Dr Ian Lillico

Professional Background

Download Ian Lillico’s full CV

Dr Ian Lillico (father of three sons) is the former Principal of City Beach High School in WA (recently retired) and international consultant in gender, boys’ education and middle schooling. He has done action research in gender throughout Australia and New Zealand from 1992 and in the Northern Hemisphere during his Churchill Fellowship in 2000. He has been with the Education Department of WA for 31 years and has held the positions of Teacher, Head of Department, Deputy Principal and Principal.

Ian is the founder and CEO of the Boys Forward Institute. He has a PhD (Education), is a National Fellow of The Australian Council of Educational Leaders (ACEL) and was the ACEL 2006 National Travelling Scholar. He now provides professional development for teachers, parents, students and a host of other organizations throughout Australia and internationally.

Family

Ian and Alison Lillico have been married for 39 years and have three sons – Guy (38), Sean (34) and Stewart (30). They live in Perth, Western Australia and enjoy a rich and rewarding family life.

Ian is the former Principal of City Beach High School and is now an international consultant in gender and education. Alison looks after the boys’ education consultancy from home. Sean is a music teacher as well as a producer for local WA bands, Stewart is a teacher and Guy is a web designer/developer. Guy and Stewart are also musicians.

Ian has researched boys’ education since 1991 and has gleaned a great deal of insight into the issues facing boys today from his three sons and the many boys (and girls) who treated the Lillico family house as their second home.

Making a Difference

Hundreds of schools around the world are making a difference to the way that boys are performing following extensive work with Ian and his recommendations over the past nine years. Many have changed whole school policies and practices in line with his suggestions and staff and parents are already seeing changes in the way that boys are engaging in learning.
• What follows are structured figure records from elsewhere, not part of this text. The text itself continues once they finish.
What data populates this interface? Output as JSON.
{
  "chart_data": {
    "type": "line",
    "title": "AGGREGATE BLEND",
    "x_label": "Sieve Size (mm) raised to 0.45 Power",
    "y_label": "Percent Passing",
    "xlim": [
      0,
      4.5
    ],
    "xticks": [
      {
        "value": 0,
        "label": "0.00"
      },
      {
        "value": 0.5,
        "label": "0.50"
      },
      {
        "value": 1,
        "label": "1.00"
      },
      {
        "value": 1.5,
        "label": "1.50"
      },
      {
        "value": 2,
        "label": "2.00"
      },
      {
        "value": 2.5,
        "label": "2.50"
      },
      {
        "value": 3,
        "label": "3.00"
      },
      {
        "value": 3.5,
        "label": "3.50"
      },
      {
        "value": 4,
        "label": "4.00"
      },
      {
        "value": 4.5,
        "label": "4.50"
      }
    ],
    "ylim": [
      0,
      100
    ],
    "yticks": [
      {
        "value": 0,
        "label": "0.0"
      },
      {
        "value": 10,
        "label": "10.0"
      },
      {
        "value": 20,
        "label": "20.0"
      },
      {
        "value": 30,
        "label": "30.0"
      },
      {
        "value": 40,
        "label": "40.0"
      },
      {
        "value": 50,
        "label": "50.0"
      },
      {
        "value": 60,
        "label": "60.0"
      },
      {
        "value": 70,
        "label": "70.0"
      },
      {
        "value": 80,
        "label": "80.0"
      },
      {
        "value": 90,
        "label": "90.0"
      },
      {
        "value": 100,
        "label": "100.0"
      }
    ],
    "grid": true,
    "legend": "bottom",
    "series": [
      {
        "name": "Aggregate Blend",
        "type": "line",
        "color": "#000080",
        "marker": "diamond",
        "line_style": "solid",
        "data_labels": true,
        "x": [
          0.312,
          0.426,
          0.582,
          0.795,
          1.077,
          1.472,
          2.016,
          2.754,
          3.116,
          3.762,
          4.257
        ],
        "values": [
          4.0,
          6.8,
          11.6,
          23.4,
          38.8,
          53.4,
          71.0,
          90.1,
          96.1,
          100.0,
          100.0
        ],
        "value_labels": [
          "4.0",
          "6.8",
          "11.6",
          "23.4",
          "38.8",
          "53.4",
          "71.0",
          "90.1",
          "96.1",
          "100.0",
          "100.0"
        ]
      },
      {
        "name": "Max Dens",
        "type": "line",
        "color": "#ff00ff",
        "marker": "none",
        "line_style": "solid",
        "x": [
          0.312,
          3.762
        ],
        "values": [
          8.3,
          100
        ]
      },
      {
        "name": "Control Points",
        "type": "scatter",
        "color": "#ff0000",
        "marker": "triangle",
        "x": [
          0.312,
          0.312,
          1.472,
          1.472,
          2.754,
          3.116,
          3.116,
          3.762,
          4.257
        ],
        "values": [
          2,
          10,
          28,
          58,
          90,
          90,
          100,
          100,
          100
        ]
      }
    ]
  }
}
His practical and hands on approach to issues such as bullying, curriculum delivery and behaviour management is being widely acclaimed by large numbers of staff as the best professional development they have ever attended.

The on-going needs of girls are also dealt with in the presentations and gender specific learning styles are analysed to improve girls’ performance at school as well.

Parents, teachers and the general public will find the issues relevant and be able to apply many of the findings immediately to their own children, students and boys in general.

Presentations

Teacher and school presentations deal with contemporary practices and theories in dealing with male students from birth to adulthood. Ian will share strategies that are working in different parts of the world and give teachers and administrators strategies for relating to boys and ways of supporting them in school.

He will deal with issues such as bullying, discipline, relationships, technology and the changing world of work. He will dispel some of the boy myths and provide teachers with many practical strategies to use in their classrooms to improve boys’ behaviour, academic achievement and participation in school.

School presentations explore the issues surrounding boys’ learning in Australia and outline detailed plans for school improvement based on the 52 recommendations he has made in his Churchill Fellowship report which has been accepted by the National Senate Inquiry into boys’ underachievement in Australia.

Presentations cover boys of all ages and discuss their changing needs in society and the impact this is having on their schooling. There are a number of modes of professional development delivery ranging from lectures to large audiences to workshops with smaller groups of staff, parents or boys. All sessions are informative, entertaining and interesting.

Many suggestions are put forward and include reviewing pastoral care and discipline systems, school planning, physical structure of schools and strategies to engage boys more fully in schooling.